11-07, 10:55–11:35 (US/Eastern), Central Park West
“Have you tried <insert a DataFrame Library>? It will change everything!” ~ My enthusiastic colleagues every other week.
The DataFrame landscape has never been more exciting, from mature libraries like pandas, Dask, and PyArrow, to newer ones like Polars, DuckDB, and Ibis. Let’s get past the hype and evaluate contexts and domains where they excel—whether it’s efficient eager execution, single machine performance, or large-scale data processing.
Whether you're a data scientist optimizing trading algorithms, a researcher crunching geospatial data, or a developer building scalable data pipelines, we have plenty of DataFrame libraries to choose from: pandas, Polars, Dask, PyArrow, DuckDB, Modin, Vaex, etc. pandas is the most popular and familiar, while a library like Polars can significantly speed up single-machine workflows. How do you decide, though?

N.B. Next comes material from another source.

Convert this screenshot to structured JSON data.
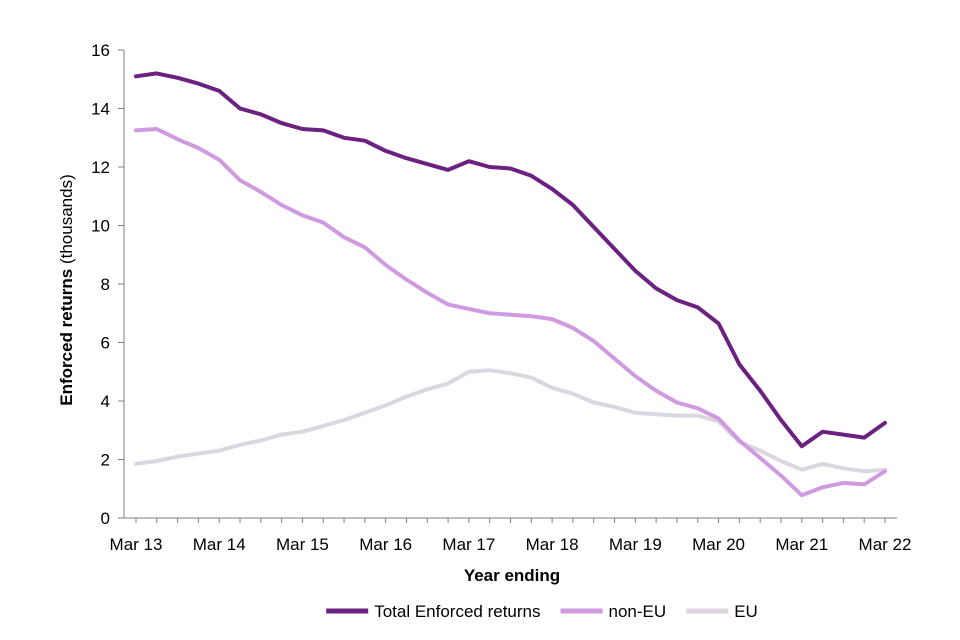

In this talk, we’ll understand the unique capabilities offered by each library and the specific use-cases they are tailored for. In addition to some objective third-party benchmarks, we’ll look at other important verticals like history and design philosophy, maturity and community support, domain-specific capabilities and compatibility, and how the libraries handle large datasets. We’ll also briefly discuss some libraries and initiatives that focus on compatibility between libraries, like Ibis for end users, and Narwhals and Data APIs consortium for library developers.
This talk is intended for data professionals who just want to use the best tool for their work. We hope to provide an overview of the current DataFrame landscape and help you decide to try out a new tool or stick with the one you already use.
No previous knowledge expected
Dharhas Pothina is the CTO at Quansight where he helps clients wrangle their data using the pydata stack. He also leads the development teams for the Nebari, Conda-Store and Ragna open source projects.
His background includes expertise in computational modeling, big data/high performance computing, visualization and geospatial analysis. Prior to his current position he worked for 15 years in state and federal research labs where he led large multi-disciplinary, multi-agency research projects.
He holds a PhD in Civil Engineering and an MS in Aerospace Engineering from the University of Texas at Austin and a BTech in Aerospace Engineering from the Indian Institute of Technology Madras.
Dharhas is passionate about enabling scientists and engineers with tools that let them scale as well as share their analyses, he loves woodworking, photography and teaching his daughters to love science.